GTM Reserve officially re-opens tomorrow (June 6, 2020), and visitors will once again pay a small fee to access the park. The web site says that the bathrooms at the park’s entrance will remain closed for renovations, but visitors can use the Port-o-let in the interim. Maybe. Last week it was gross. This week, I stepped inside and quickly retreated. You get the idea. There are additional restrooms at the trailhead, but today these were locked as well.
This morning was cool and overcast, with a gentle breeze. Perfect weather for birding. After walking the perimeter of the paved parking lot and spotting two new-to-me birds, I trekked the dirt road leading to the trailheads.
Halfway there, sprinkles of rain moistened my skin. Ahead, a black cloud trailed columns of rain. I stopped and debated. Turn back? Keep going? But the cool air was too inviting; the rain refreshing.

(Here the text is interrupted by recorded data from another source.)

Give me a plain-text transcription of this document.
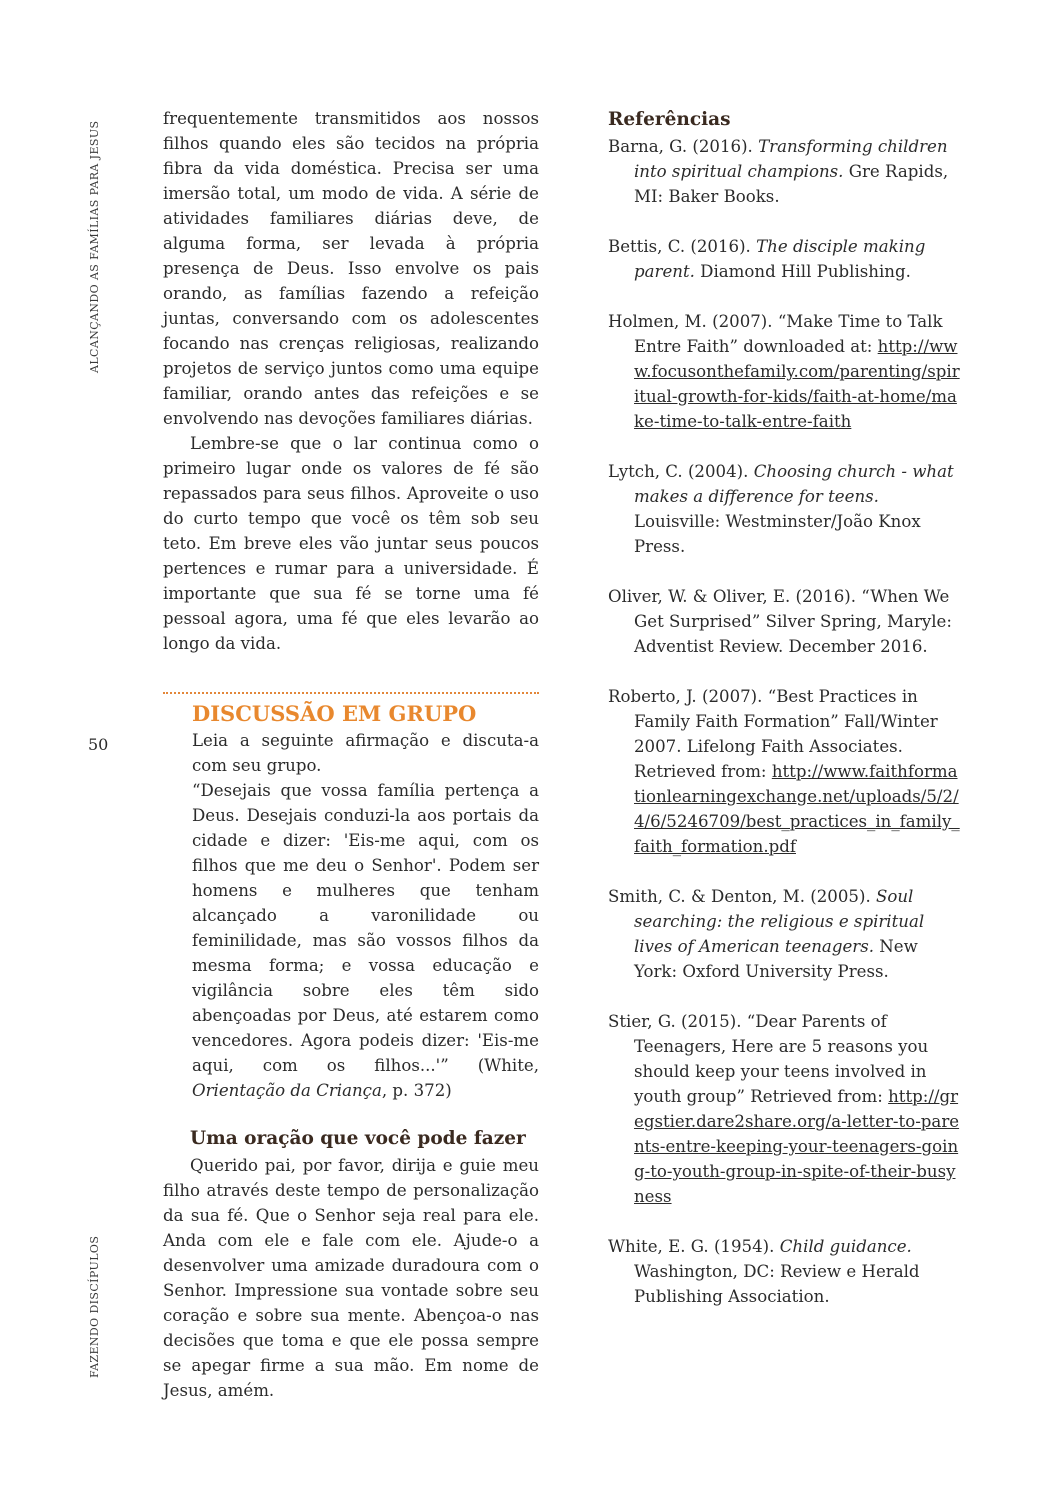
ALCANÇANDO AS FAMÍLIAS PARA JESUS
FAZENDO DISCÍPULOS
50

frequentemente transmitidos aos nossos filhos quando eles são tecidos na própria fibra da vida doméstica. Precisa ser uma imersão total, um modo de vida. A série de atividades familiares diárias deve, de alguma forma, ser levada à própria presença de Deus. Isso envolve os pais orando, as famílias fazendo a refeição juntas, conversando com os adolescentes focando nas crenças religiosas, realizando projetos de serviço juntos como uma equipe familiar, orando antes das refeições e se envolvendo nas devoções familiares diárias.

Lembre-se que o lar continua como o primeiro lugar onde os valores de fé são repassados para seus filhos. Aproveite o uso do curto tempo que você os têm sob seu teto. Em breve eles vão juntar seus poucos pertences e rumar para a universidade. É importante que sua fé se torne uma fé pessoal agora, uma fé que eles levarão ao longo da vida.

DISCUSSÃO EM GRUPO

Leia a seguinte afirmação e discuta-a com seu grupo.

“Desejais que vossa família pertença a Deus. Desejais conduzi-la aos portais da cidade e dizer: 'Eis-me aqui, com os filhos que me deu o Senhor'. Podem ser homens e mulheres que tenham alcançado a varonilidade ou feminilidade, mas são vossos filhos da mesma forma; e vossa educação e vigilância sobre eles têm sido abençoadas por Deus, até estarem como vencedores. Agora podeis dizer: 'Eis-me aqui, com os filhos...'” (White, Orientação da Criança, p. 372)

Uma oração que você pode fazer

Querido pai, por favor, dirija e guie meu filho através deste tempo de personalização da sua fé. Que o Senhor seja real para ele. Anda com ele e fale com ele. Ajude-o a desenvolver uma amizade duradoura com o Senhor. Impressione sua vontade sobre seu coração e sobre sua mente. Abençoa-o nas decisões que toma e que ele possa sempre se apegar firme a sua mão. Em nome de Jesus, amém.

Referências

Barna, G. (2016). Transforming children into spiritual champions. Gre Rapids, MI: Baker Books.

Bettis, C. (2016). The disciple making parent. Diamond Hill Publishing.

Holmen, M. (2007). “Make Time to Talk Entre Faith” downloaded at: http://www.focusonthefamily.com/parenting/spiritual-growth-for-kids/faith-at-home/make-time-to-talk-entre-faith

Lytch, C. (2004). Choosing church - what makes a difference for teens. Louisville: Westminster/João Knox Press.

Oliver, W. & Oliver, E. (2016). “When We Get Surprised” Silver Spring, Maryle: Adventist Review. December 2016.

Roberto, J. (2007). “Best Practices in Family Faith Formation” Fall/Winter 2007. Lifelong Faith Associates. Retrieved from: http://www.faithformationlearningexchange.net/uploads/5/2/4/6/5246709/best_practices_in_family_faith_formation.pdf

Smith, C. & Denton, M. (2005). Soul searching: the religious e spiritual lives of American teenagers. New York: Oxford University Press.

Stier, G. (2015). “Dear Parents of Teenagers, Here are 5 reasons you should keep your teens involved in youth group” Retrieved from: http://gregstier.dare2share.org/a-letter-to-parents-entre-keeping-your-teenagers-going-to-youth-group-in-spite-of-their-busyness

White, E. G. (1954). Child guidance. Washington, DC: Review e Herald Publishing Association.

Instead, I pulled a disposable raincoat from my backpack. I pulled it over my head and probed for the arm holes, and then rolled the edges over belly and backpack.
Fresh hoofprints snaked through the mud. The young boar I saw last week? It foraged among the grasses as I parked my car. We exchanged furtive glances as I donned backpack and belly bag.

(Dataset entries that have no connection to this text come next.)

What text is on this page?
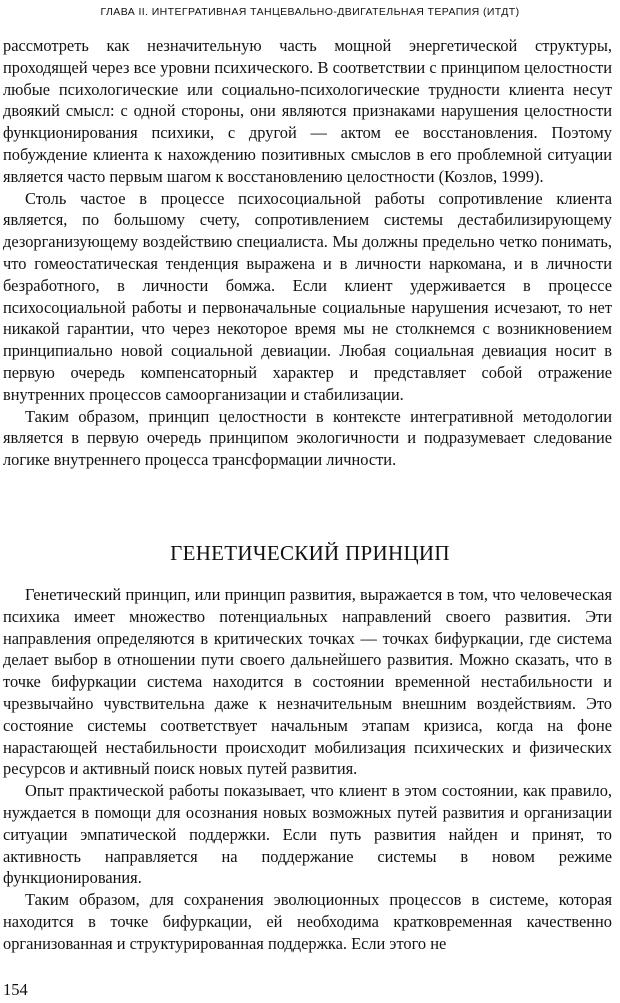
ГЛАВА II. ИНТЕГРАТИВНАЯ ТАНЦЕВАЛЬНО-ДВИГАТЕЛЬНАЯ ТЕРАПИЯ (ИТДТ)

рассмотреть как незначительную часть мощной энергетической структуры, проходящей через все уровни психического. В соответствии с принципом целостности любые психологические или социально-психологические трудности клиента несут двоякий смысл: с одной стороны, они являются признаками нарушения целостности функционирования психики, с другой — актом ее восстановления. Поэтому побуждение клиента к нахождению позитивных смыслов в его проблемной ситуации является часто первым шагом к восстановлению целостности (Козлов, 1999).

Столь частое в процессе психосоциальной работы сопротивление клиента является, по большому счету, сопротивлением системы дестабилизирующему дезорганизующему воздействию специалиста. Мы должны предельно четко понимать, что гомеостатическая тенденция выражена и в личности наркомана, и в личности безработного, в личности бомжа. Если клиент удерживается в процессе психосоциальной работы и первоначальные социальные нарушения исчезают, то нет никакой гарантии, что через некоторое время мы не столкнемся с возникновением принципиально новой социальной девиации. Любая социальная девиация носит в первую очередь компенсаторный характер и представляет собой отражение внутренних процессов самоорганизации и стабилизации.

Таким образом, принцип целостности в контексте интегративной методологии является в первую очередь принципом экологичности и подразумевает следование логике внутреннего процесса трансформации личности.

ГЕНЕТИЧЕСКИЙ ПРИНЦИП

Генетический принцип, или принцип развития, выражается в том, что человеческая психика имеет множество потенциальных направлений своего развития. Эти направления определяются в критических точках — точках бифуркации, где система делает выбор в отношении пути своего дальнейшего развития. Можно сказать, что в точке бифуркации система находится в состоянии временной нестабильности и чрезвычайно чувствительна даже к незначительным внешним воздействиям. Это состояние системы соответствует начальным этапам кризиса, когда на фоне нарастающей нестабильности происходит мобилизация психических и физических ресурсов и активный поиск новых путей развития.

Опыт практической работы показывает, что клиент в этом состоянии, как правило, нуждается в помощи для осознания новых возможных путей развития и организации ситуации эмпатической поддержки. Если путь развития найден и принят, то активность направляется на поддержание системы в новом режиме функционирования.

Таким образом, для сохранения эволюционных процессов в системе, которая находится в точке бифуркации, ей необходима кратковременная качественно организованная и структурированная поддержка. Если этого не

154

I slipped my camera from its case.
The pig stopped abruptly. Twitched an ear. Took a step toward the brush and gave a stand-in-place hop.
Standing near the car door, I snapped a few pictures.
Seeing I meant no harm, the boar swished its tail and resumed its search for breakfast.
As I started down the trail, the trees formed towering silhouettes. It was impossible to spot birds in the darkness; and my binoculars were beneath my plastic sheeting. Frogs serenaded me as I watched for snakes. Last week I nearly tromped a beautiful Bluestripe Garter.
Gradually, the rain dissipated and my plastic wrapper grew warm and sticky. But now it protected me from a different hazard – relentless flies and mosquitos.
I spotted a mosquito on my wrist. I slapped and it smeared red.
I sprayed myself with citronella, then removed the plastic and donned a baseball cap, which I draped with netting. I could see the mosquitos testing the barrier and something gold landed just beneath the hat brim. A fly or a yellow-jacket? I flicked the mesh with my fingers and it disappeared.
Slowly the clouds passed and the world brightened. Birds chirped and flitted. I could press the binoculars to my eyes and see through the netting, but the moment I loitered the insects swarmed.
Instead, I walked at a steady pace and birded by ear. There were Northern Parulas, Pileated Woodpeckers, Carolina Chickadees, and White-eyed Vireos. Previously, I had spotted a Yellow-throated Warbler singing. I now identified those as well.
Walking without pause, the trail seemed shorter than usual. Before I knew it, I was back at my car.
As I returned my backpack to the trunk, a fisherman suited-up in waders. “Get rained on?” He asked.
“Yeah,” I smiled. “It was wet. And buggy. Citronella worked last year, but this year it doesn’t phase ‘em.”